The Bombay High Court hearing the Television Rating Points manipulation case said on Thursday that investigating agencies must stop investigation at a reasonable point.
A bench of Justices S.S. Shinde and Manish Pitale, commenting on the delay in the probe by the Mumbai Police, said an investigation can’t go on forever. “The Enforcement Directorate, Central Bureau of Investigation, State police, all should act with reasonableness, objective assessment. They should not appear to be another form of trouble.”
The Bench was hearing a plea filed by ARG Outlier Media Private Limited Group, Republic TV and Arnab Goswami seeking to quash the FIR registered by the Mumbai Crime Branch.
Senior advocate Ashok Mundargi, appearing for the channel and the Group that owns the channel, reiterated that even after two chargesheets, Mr.
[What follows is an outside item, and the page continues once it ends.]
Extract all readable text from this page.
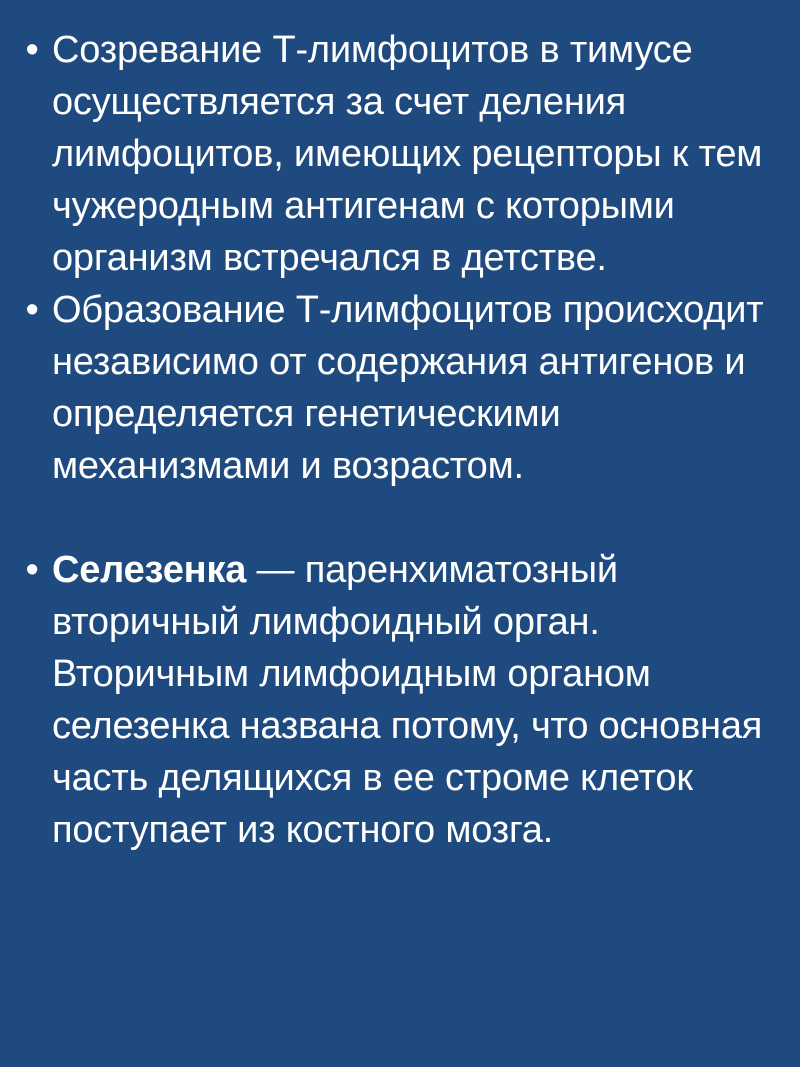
• Созревание Т-лимфоцитов в тимусе осуществляется за счет деления лимфоцитов, имеющих рецепторы к тем чужеродным антигенам с которыми организм встречался в детстве.
• Образование Т-лимфоцитов происходит независимо от содержания антигенов и определяется генетическими механизмами и возрастом.
• Селезенка — паренхиматозный вторичный лимфоидный орган. Вторичным лимфоидным органом селезенка названа потому, что основная часть делящихся в ее строме клеток поступает из костного мозга.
Goswami and other employees of the channel were only “suspects” and not “accused”.
“The investigation is going on for the last three months,” the court said. “We don’t see anything that has surfaced on record to array the petitioners as accused.
“At which point will the officer say there is reason to believe that there is reason to arrest? If the State is really reasonable, the State should say, ‘we will complete our investigation within say 30 days’. That is how reasonableness is shown.”
The court went on to say economic offences were not like committing murder, where agencies must take time to complete the investigations. They could not hold people as accused and claim they have evidence. “You cannot have it both ways... If you have evidence, make them an accused so that they know what kind of relief can be granted against them.”
The arguments will continue on March 22.